James A. Neptune, James E. Flynn, Philip A. Chavez, and Howard W. Underwood

J₂ Engineering, Inc.

ABSTRACT

An automobile equipped with a conventional brake system often will produce four skid marks on a roadway surface during maximum braking. This condition often occurs immediately prior to a collision in a traffic accident. Knowing the length of the skid marks, S_s, and using the dynamic coefficient of friction for the roadway surface, m, a reconstructing engineer can determine the amount of kinetic energy converted to work during the skidding process on a level roadway. The equation used in this process states that, the portion of the kinetic energy of the vehicle that was used to perform the work of slowing the vehicle is equal to the braking force applied to the vehicle through the skidding distance. Solving the equation for the speed of a vehicle that skids to a stop yields, V_s = (2· g· m· S_s)^½, the traditional speed from skids equation.
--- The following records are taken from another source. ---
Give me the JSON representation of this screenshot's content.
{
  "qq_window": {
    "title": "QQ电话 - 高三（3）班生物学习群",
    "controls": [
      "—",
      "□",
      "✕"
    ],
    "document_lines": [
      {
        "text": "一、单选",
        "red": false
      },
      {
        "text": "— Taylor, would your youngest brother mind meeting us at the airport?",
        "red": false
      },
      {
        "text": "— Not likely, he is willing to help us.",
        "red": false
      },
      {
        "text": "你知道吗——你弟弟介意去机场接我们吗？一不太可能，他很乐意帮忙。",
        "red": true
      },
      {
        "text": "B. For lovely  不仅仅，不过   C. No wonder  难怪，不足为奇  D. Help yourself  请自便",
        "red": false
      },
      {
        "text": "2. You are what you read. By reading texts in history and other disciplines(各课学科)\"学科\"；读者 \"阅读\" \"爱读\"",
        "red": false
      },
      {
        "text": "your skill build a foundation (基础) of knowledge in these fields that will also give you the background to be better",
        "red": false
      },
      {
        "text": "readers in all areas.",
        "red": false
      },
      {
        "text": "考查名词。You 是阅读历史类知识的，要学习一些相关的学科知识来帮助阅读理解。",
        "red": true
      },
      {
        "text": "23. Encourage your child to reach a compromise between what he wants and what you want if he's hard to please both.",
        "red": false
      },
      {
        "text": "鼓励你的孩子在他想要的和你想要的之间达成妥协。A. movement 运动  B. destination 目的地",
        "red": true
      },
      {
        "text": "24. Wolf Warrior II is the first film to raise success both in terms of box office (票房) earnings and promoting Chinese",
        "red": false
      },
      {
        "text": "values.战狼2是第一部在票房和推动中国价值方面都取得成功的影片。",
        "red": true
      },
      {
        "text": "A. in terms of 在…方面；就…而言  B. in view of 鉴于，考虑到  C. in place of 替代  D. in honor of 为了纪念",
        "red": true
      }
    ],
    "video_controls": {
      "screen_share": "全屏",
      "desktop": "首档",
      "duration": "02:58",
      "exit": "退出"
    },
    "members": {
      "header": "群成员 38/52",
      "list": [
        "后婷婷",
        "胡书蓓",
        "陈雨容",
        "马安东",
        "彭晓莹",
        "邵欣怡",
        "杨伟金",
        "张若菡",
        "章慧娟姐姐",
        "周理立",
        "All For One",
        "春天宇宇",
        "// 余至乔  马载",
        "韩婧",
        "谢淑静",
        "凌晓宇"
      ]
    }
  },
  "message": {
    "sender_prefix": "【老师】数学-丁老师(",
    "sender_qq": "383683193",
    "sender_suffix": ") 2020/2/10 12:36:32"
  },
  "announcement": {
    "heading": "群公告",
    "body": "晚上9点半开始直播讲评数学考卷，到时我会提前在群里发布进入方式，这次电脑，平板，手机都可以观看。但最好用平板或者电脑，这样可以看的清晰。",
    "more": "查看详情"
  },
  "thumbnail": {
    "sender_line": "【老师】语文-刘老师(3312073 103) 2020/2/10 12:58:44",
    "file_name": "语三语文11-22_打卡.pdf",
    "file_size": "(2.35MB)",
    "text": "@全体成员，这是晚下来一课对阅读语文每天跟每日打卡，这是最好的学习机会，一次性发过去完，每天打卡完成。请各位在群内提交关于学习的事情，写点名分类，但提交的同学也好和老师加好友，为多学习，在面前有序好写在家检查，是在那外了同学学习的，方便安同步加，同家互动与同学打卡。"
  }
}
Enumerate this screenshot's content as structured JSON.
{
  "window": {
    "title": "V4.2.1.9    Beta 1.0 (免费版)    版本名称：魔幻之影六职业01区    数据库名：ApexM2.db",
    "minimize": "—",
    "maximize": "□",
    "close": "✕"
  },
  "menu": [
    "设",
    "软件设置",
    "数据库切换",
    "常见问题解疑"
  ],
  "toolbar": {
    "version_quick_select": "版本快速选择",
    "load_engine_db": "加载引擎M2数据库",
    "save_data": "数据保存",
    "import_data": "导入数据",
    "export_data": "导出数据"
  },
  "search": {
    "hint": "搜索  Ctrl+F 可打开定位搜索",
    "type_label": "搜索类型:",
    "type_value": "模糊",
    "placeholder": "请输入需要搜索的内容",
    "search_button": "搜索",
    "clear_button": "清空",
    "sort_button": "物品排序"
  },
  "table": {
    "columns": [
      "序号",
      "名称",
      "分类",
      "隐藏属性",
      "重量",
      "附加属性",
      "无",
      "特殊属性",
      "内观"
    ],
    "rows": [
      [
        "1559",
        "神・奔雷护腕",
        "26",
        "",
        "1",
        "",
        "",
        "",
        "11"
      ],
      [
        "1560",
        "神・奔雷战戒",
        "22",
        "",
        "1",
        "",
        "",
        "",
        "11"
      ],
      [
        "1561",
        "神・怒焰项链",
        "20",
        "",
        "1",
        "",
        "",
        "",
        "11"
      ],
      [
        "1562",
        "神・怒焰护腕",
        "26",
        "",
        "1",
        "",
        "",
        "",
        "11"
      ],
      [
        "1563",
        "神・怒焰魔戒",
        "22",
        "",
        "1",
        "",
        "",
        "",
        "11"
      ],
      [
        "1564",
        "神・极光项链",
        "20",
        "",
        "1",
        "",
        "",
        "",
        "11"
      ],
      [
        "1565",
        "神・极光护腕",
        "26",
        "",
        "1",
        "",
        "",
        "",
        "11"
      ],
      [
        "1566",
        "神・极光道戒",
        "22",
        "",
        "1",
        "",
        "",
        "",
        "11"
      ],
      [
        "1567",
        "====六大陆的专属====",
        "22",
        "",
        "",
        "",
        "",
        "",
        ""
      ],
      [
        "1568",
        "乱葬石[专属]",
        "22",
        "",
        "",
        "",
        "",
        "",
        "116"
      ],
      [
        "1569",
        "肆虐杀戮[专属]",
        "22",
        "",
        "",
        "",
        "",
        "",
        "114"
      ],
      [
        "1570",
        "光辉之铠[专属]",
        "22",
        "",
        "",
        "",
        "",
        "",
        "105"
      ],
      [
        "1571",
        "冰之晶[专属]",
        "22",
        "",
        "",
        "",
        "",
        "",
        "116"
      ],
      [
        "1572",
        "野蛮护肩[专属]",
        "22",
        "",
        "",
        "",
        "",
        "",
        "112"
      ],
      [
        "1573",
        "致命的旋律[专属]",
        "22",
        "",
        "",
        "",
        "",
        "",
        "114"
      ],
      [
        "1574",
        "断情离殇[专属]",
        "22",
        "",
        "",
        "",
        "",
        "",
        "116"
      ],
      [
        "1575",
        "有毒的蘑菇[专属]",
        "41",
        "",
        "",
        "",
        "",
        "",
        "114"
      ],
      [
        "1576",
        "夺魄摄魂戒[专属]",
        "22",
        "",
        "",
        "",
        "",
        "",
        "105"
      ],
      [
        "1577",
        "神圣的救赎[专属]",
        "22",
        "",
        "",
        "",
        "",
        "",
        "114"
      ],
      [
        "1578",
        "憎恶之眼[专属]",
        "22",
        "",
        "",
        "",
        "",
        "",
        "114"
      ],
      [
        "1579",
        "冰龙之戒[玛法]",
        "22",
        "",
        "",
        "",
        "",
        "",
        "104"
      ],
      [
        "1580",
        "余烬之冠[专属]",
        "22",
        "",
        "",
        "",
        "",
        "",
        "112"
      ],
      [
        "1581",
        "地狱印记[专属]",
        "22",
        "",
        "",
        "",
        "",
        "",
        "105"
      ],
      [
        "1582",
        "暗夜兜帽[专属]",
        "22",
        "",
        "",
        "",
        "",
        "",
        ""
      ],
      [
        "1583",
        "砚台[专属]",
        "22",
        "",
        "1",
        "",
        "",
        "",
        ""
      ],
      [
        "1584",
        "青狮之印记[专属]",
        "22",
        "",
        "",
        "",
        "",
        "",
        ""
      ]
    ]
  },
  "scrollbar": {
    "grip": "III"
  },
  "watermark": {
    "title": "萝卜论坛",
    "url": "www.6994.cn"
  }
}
Problems exist with the traditional speed equation that limit its practical use in traffic accident reconstruction. A major problem is that the equation does not account for the energy converted to work during the transient portion of the braking process. The transient portion of braking occurs prior to the onset of visible skid marks on the roadway surface.

A new speed from skids equation is set forth in this paper that will allow the reconstructing engineer to determine the speed of a vehicle at the onset of maximum braking.

In addition, new equations are presented that determine the total braking distance and total braking time. An empirical investigation was used to gather data on a test vehicle. This data was used in a comparison of the accuracy of the new method and the traditional method in estimating the speed, braking distance and braking time of the test vehicle.